Operations on server certificate CA

Certificate issuing module

I. experiment environment

1. IP address of the Certificate Server

2. IP address of the Web server

3. Client IP Address

4. access the Web site from the client

Ii. Web server certificate application a) first trust CA

1. Select to download the CA certificate/certificate chain or CRL

2. Click to continue downloading the certificate or certificate chain and save it.

3. Open mmc to add a certificate and select a computer account

4. Select a trusted root certificate authority.

5. Right-click to import the certificate

6. Select a file

7. Next Step and complete

B) apply for a certificate 1. Select Apply for a certificate

2. select Advanced Certificate Application

3. Create and submit an application to this CA

4. Click Yes and then complete

5. Make sure that the key is exported and the server authentication certificate is used.

6. Apply for a certificate on the Certificate Server

7. Open a browser on the Web server to view the application status of the suspended certificate.

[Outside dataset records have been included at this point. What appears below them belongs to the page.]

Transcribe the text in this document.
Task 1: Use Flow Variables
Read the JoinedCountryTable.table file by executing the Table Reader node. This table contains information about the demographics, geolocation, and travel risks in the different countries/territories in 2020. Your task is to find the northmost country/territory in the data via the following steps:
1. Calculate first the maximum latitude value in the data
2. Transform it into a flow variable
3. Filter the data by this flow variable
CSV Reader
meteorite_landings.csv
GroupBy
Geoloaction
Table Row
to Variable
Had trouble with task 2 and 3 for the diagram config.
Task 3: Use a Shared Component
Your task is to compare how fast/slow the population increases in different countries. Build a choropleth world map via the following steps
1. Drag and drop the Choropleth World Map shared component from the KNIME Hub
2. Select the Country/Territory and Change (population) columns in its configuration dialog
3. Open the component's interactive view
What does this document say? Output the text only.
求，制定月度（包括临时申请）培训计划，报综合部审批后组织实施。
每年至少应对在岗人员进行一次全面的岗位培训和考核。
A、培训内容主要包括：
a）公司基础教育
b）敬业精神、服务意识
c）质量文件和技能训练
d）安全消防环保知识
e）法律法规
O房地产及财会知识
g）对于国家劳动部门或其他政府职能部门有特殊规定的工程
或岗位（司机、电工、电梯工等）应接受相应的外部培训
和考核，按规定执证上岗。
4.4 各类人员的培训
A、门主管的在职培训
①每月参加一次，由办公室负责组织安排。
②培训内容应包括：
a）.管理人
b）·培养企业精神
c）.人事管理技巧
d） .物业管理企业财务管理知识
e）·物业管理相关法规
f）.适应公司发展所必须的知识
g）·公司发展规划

8. Click to view the pending Certificate Application Status

9. Click Yes and then click Install this certificate

10. After installation, export the certificate. You can find the certificate in the browser and export it.

11. Find and export

12. Mark the export private key

13. Next Step

14. Enter the security key for next step

15. Next, select the saved location and complete the export.

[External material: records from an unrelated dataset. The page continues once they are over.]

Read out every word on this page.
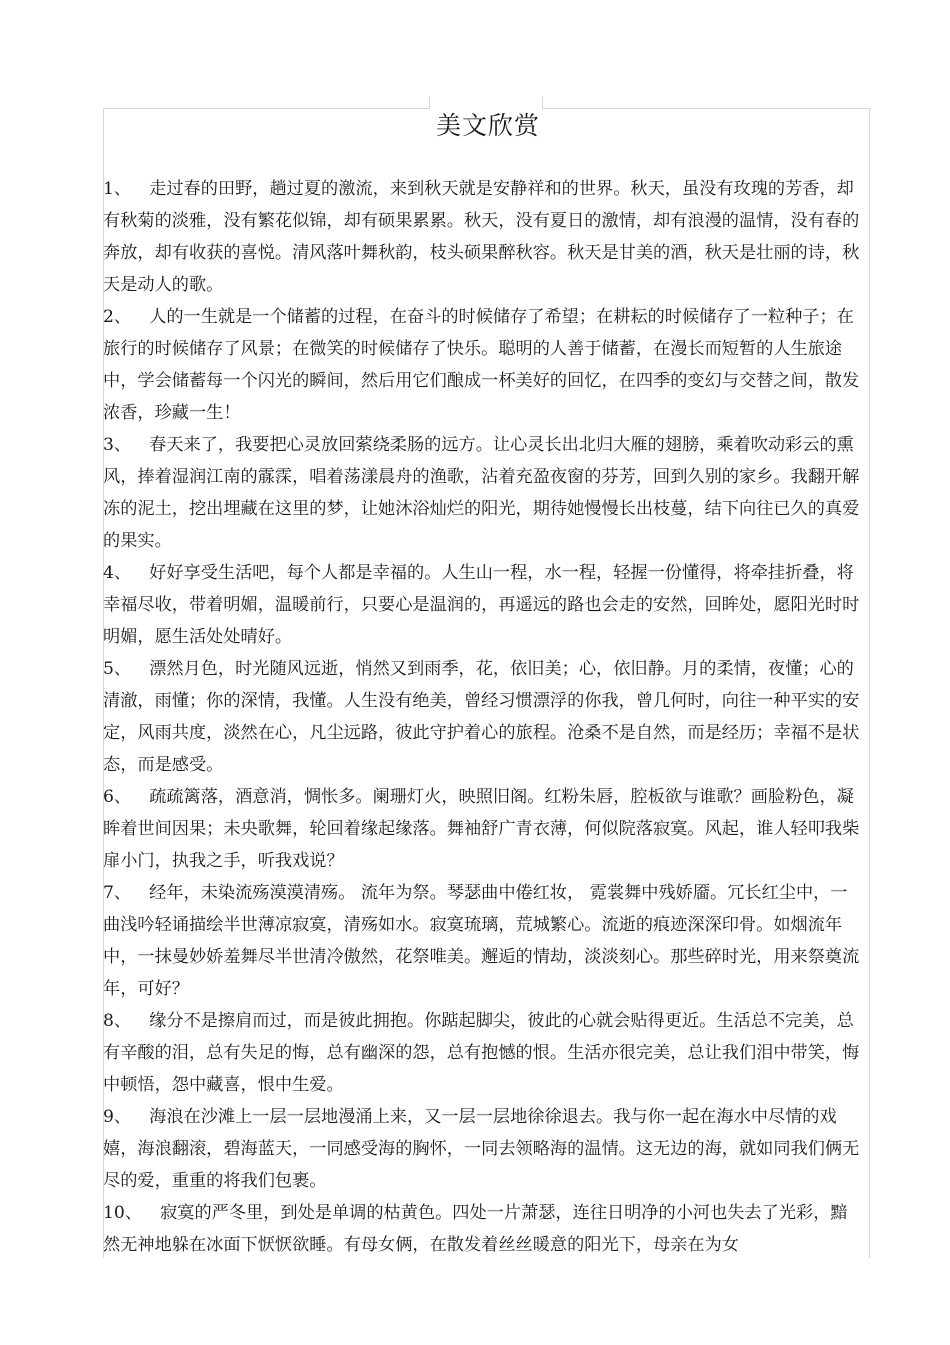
美文欣赏

1、 走过春的田野，趟过夏的激流，来到秋天就是安静祥和的世界。秋天，虽没有玫瑰的芳香，却有秋菊的淡雅，没有繁花似锦，却有硕果累累。秋天，没有夏日的激情，却有浪漫的温情，没有春的奔放，却有收获的喜悦。清风落叶舞秋韵，枝头硕果醉秋容。秋天是甘美的酒，秋天是壮丽的诗，秋天是动人的歌。

2、 人的一生就是一个储蓄的过程，在奋斗的时候储存了希望；在耕耘的时候储存了一粒种子；在旅行的时候储存了风景；在微笑的时候储存了快乐。聪明的人善于储蓄，在漫长而短暂的人生旅途中，学会储蓄每一个闪光的瞬间，然后用它们酿成一杯美好的回忆，在四季的变幻与交替之间，散发浓香，珍藏一生！

3、 春天来了，我要把心灵放回萦绕柔肠的远方。让心灵长出北归大雁的翅膀，乘着吹动彩云的熏风，捧着湿润江南的霡霂，唱着荡漾晨舟的渔歌，沾着充盈夜窗的芬芳，回到久别的家乡。我翻开解冻的泥土，挖出埋藏在这里的梦，让她沐浴灿烂的阳光，期待她慢慢长出枝蔓，结下向往已久的真爱的果实。

4、 好好享受生活吧，每个人都是幸福的。人生山一程，水一程，轻握一份懂得，将牵挂折叠，将幸福尽收，带着明媚，温暖前行，只要心是温润的，再遥远的路也会走的安然，回眸处，愿阳光时时明媚，愿生活处处晴好。

5、 漂然月色，时光随风远逝，悄然又到雨季，花，依旧美；心，依旧静。月的柔情，夜懂；心的清澈，雨懂；你的深情，我懂。人生没有绝美，曾经习惯漂浮的你我，曾几何时，向往一种平实的安定，风雨共度，淡然在心，凡尘远路，彼此守护着心的旅程。沧桑不是自然，而是经历；幸福不是状态，而是感受。

6、 疏疏篱落，酒意消，惆怅多。阑珊灯火，映照旧阁。红粉朱唇，腔板欲与谁歌？画脸粉色，凝眸着世间因果；未央歌舞，轮回着缘起缘落。舞袖舒广青衣薄，何似院落寂寞。风起，谁人轻叩我柴扉小门，执我之手，听我戏说？

7、 经年，未染流殇漠漠清殇。 流年为祭。琴瑟曲中倦红妆， 霓裳舞中残娇靥。冗长红尘中，一曲浅吟轻诵描绘半世薄凉寂寞，清殇如水。寂寞琉璃，荒城繁心。流逝的痕迹深深印骨。如烟流年中，一抹曼妙娇羞舞尽半世清冷傲然，花祭唯美。邂逅的情劫，淡淡刻心。那些碎时光，用来祭奠流年，可好？

8、 缘分不是擦肩而过，而是彼此拥抱。你踮起脚尖，彼此的心就会贴得更近。生活总不完美，总有辛酸的泪，总有失足的悔，总有幽深的怨，总有抱憾的恨。生活亦很完美，总让我们泪中带笑，悔中顿悟，怨中藏喜，恨中生爱。

9、 海浪在沙滩上一层一层地漫涌上来，又一层一层地徐徐退去。我与你一起在海水中尽情的戏嬉，海浪翻滚，碧海蓝天，一同感受海的胸怀，一同去领略海的温情。这无边的海，就如同我们俩无尽的爱，重重的将我们包裹。

10、 寂寞的严冬里，到处是单调的枯黄色。四处一片萧瑟，连往日明净的小河也失去了光彩，黯然无神地躲在冰面下恹恹欲睡。有母女俩，在散发着丝丝暖意的阳光下，母亲在为女
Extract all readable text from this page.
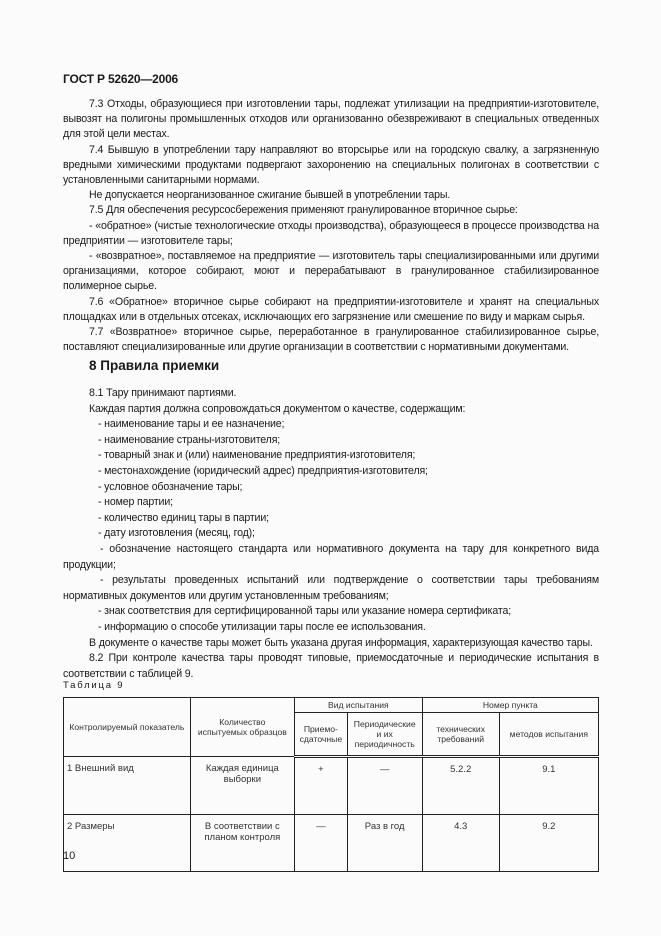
ГОСТ Р 52620—2006

7.3 Отходы, образующиеся при изготовлении тары, подлежат утилизации на предприятии-изготовителе, вывозят на полигоны промышленных отходов или организованно обезвреживают в специальных отведенных для этой цели местах.

7.4 Бывшую в употреблении тару направляют во вторсырье или на городскую свалку, а загрязненную вредными химическими продуктами подвергают захоронению на специальных полигонах в соответствии с установленными санитарными нормами.

Не допускается неорганизованное сжигание бывшей в употреблении тары.

7.5 Для обеспечения ресурсосбережения применяют гранулированное вторичное сырье:

- «обратное» (чистые технологические отходы производства), образующееся в процессе производства на предприятии — изготовителе тары;

- «возвратное», поставляемое на предприятие — изготовитель тары специализированными или другими организациями, которое собирают, моют и перерабатывают в гранулированное стабилизированное полимерное сырье.

7.6 «Обратное» вторичное сырье собирают на предприятии-изготовителе и хранят на специальных площадках или в отдельных отсеках, исключающих его загрязнение или смешение по виду и маркам сырья.

7.7 «Возвратное» вторичное сырье, переработанное в гранулированное стабилизированное сырье, поставляют специализированные или другие организации в соответствии с нормативными документами.

8 Правила приемки

8.1 Тару принимают партиями.

Каждая партия должна сопровождаться документом о качестве, содержащим:

- наименование тары и ее назначение;

- наименование страны-изготовителя;

- товарный знак и (или) наименование предприятия-изготовителя;

- местонахождение (юридический адрес) предприятия-изготовителя;

- условное обозначение тары;

- номер партии;

- количество единиц тары в партии;

- дату изготовления (месяц, год);

- обозначение настоящего стандарта или нормативного документа на тару для конкретного вида продукции;

- результаты проведенных испытаний или подтверждение о соответствии тары требованиям нормативных документов или другим установленным требованиям;

- знак соответствия для сертифицированной тары или указание номера сертификата;

- информацию о способе утилизации тары после ее использования.

В документе о качестве тары может быть указана другая информация, характеризующая качество тары.

8.2 При контроле качества тары проводят типовые, приемосдаточные и периодические испытания в соответствии с таблицей 9.

Таблица 9
Контролируемый показатель	Количество испытуемых образцов	Вид испытания		Номер пункта	
		Приемо-сдаточные	Периодические и их периодичность	технических требований	методов испытания
1 Внешний вид	Каждая единица выборки	+	—	5.2.2	9.1
2 Размеры	В соответствии с планом контроля	—	Раз в год	4.3	9.2
10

16. Open mmc to add a certificate module and select a computer account

17. Find the personal -- certificate, right-click Import, and click Next.

18. Select all files and then select the exported Certificate file

19. Enter the previous key and complete the import (we recommend that you mark this key as an exported key)

20. Final Completion

C) Certificate Application II. 1. Select Server Certificate

2. Fill in relevant attributes

3. Note that the common name is the URL that requires client connection (so it must be filled in correctly)

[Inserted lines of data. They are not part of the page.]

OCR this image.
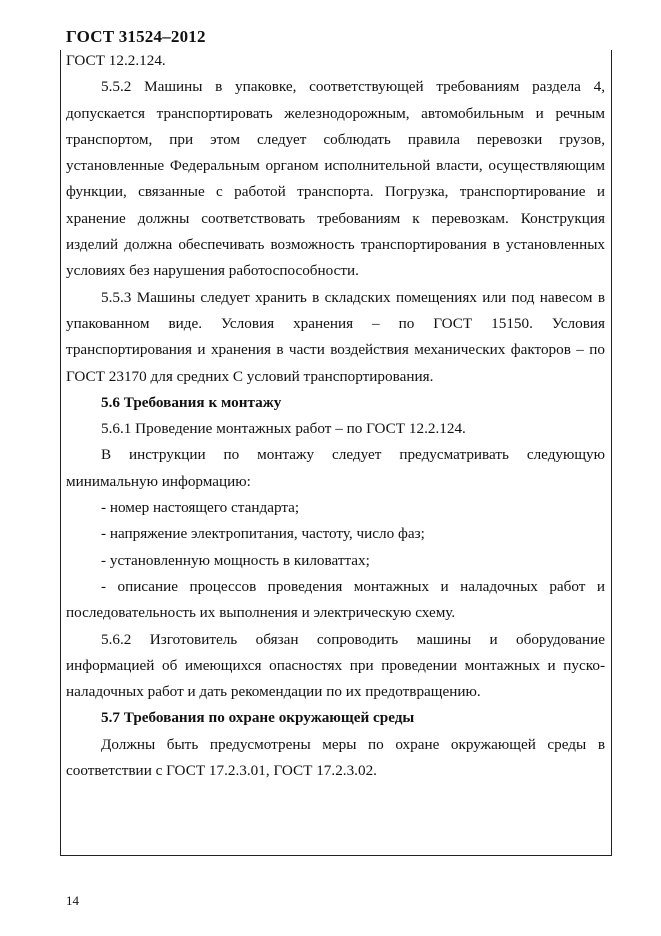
ГОСТ 31524–2012

ГОСТ 12.2.124.

5.5.2 Машины в упаковке, соответствующей требованиям раздела 4, допускается транспортировать железнодорожным, автомобильным и речным транспортом, при этом следует соблюдать правила перевозки грузов, установленные Федеральным органом исполнительной власти, осуществляющим функции, связанные с работой транспорта. Погрузка, транспортирование и хранение должны соответствовать требованиям к перевозкам. Конструкция изделий должна обеспечивать возможность транспортирования в установленных условиях без нарушения работоспособности.

5.5.3 Машины следует хранить в складских помещениях или под навесом в упакованном виде. Условия хранения – по ГОСТ 15150. Условия транспортирования и хранения в части воздействия механических факторов – по ГОСТ 23170 для средних С условий транспортирования.

5.6 Требования к монтажу

5.6.1 Проведение монтажных работ – по ГОСТ 12.2.124.

В инструкции по монтажу следует предусматривать следующую минимальную информацию:

- номер настоящего стандарта;

- напряжение электропитания, частоту, число фаз;

- установленную мощность в киловаттах;

- описание процессов проведения монтажных и наладочных работ и последовательность их выполнения и электрическую схему.

5.6.2 Изготовитель обязан сопроводить машины и оборудование информацией об имеющихся опасностях при проведении монтажных и пуско-наладочных работ и дать рекомендации по их предотвращению.

5.7 Требования по охране окружающей среды

Должны быть предусмотрены меры по охране окружающей среды в соответствии с ГОСТ 17.2.3.01, ГОСТ 17.2.3.02.

14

4. Retain the default value

5. Select and complete the path.

6. Open a browser to apply for a certificate

7. Select Apply for Certificate

8. select Advanced Certificate Application

9. Select the second one.

10. Find the content in the copy of the file you just applied to save.

11. paste and save the application

12. Open a browser to view the Certificate Application Status

13. Download and save

14. Open IIs to complete Certificate Application

15. Select the file you just downloaded.

16. Select website binding

17. Bind https

18. After binding, access through https on the client

19. But the access can be continued, but it is not recommended

The reason for identity authentication is that anonymous access is disabled, but access is allowed. 3. Apply for a certificate for the client. a) Ask the client to trust CA1. choose to download the CA certificate/certificate chain or CRL.

2. Select Download Certificate

3. Save

4. Enable mmc to add a certificate and select a computer account.

5. Find the Trusted Root Certificate Authority, click the certificate, and click all tasks on the right to import

6. Select the downloaded CA certificate and complete the import.

7. Complete

8. After installation, Use https to access the website

B) Client installation certificate 1. Apply for a client certificate through a browser on the client

2. Select Apply for Certificate

3. select Advanced Certificate

4. Select create and submit an application to this CA

Be sure to mark the key as exported

5. Submission completed

6. Issue the client application certificate on the CA Server

7. Check the Client ID card application on the client.

8. Install the certificate

9. Export the certificate

10. It is necessary to export the Private Key

11. Keep the default value

12. Enter the Security Key

13. Save path

14. Open mmc and add the certificate module to your computer account. Then find the individual under the certificate and right-click all tasks to import

15. Select a certificate file

16. Enter the key for next step

17. Final Completion

18. Finally, the client verifies https access through a browser.